The usual malcontents are trying to use the current crisis as an excuse to push for their favourite constitutional "reform" schemes such as an elected Upper House, electoral "reform", fixed-term parliaments and other cryptorepublican schemes, rather than measures targeted at the actual abuses taking place at present. The only one of these off-topic proposals for change which attracts my sympathy is primary elections for the House of Commons.
Primary elections were previously problematic in the UK because its liberal (in the sense of non-corporatist) constitution succeeded in failing to recognise political parties as such. Following an election whose outcome was influenced by a candidate whose party affiliation was contrived to mislead, we now have state recognition of political parties. We do not, however, have fixed-term parliaments, and thus is it not obvious when to hold a primary election.

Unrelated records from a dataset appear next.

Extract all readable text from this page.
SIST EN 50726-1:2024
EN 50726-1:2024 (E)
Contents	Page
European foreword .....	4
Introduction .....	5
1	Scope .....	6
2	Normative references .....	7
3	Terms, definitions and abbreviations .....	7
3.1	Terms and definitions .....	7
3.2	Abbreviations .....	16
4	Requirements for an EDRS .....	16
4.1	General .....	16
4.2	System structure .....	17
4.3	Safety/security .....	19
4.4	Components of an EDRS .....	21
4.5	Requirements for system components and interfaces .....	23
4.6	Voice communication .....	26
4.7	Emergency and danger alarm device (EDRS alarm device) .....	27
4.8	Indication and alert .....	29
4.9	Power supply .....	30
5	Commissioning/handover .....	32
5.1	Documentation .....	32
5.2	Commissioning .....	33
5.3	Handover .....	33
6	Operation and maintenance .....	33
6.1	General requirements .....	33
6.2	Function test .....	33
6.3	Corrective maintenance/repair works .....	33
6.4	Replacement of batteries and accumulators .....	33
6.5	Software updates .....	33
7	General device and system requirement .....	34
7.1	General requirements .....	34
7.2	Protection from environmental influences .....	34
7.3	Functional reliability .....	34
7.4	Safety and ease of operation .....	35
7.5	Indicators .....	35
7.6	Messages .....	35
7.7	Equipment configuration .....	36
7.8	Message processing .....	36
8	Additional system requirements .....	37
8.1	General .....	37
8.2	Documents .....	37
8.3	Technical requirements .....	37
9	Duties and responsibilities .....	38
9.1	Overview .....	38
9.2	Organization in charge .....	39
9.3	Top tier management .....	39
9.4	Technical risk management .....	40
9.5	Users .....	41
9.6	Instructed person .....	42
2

Now we could adopt fixed-term parliaments, but that no longer has much to do with redressing the balance between taxpayers and party whips. It involves changing the conditions under which Parliament may be dissolved. These are currently not under the control of politicians, but that would have to change to move to fixed-term parliaments, as the choice currently rests with the Head of State and is exercised according to the Lascelles Principles. The most recent occasion on which this made a difference was after the resignation of Tony Blair as leader of Labour. Had he called a general election once it looked like Brown would win the party leadership, the Queen would not have granted one. The subtleties involved here would have to be enacted in statute, and thus become subject to the whims of future parliamentary majorities, and one might ask again ... who benefits?
As a compromise, primary elections could be held three years after the most recent general election, and constitute a mandate for the next five years (being the maximum life of the House of Commons). This would reduce the power of party hierarchies to threaten MPs with deselection, and independence of MPs is paramount.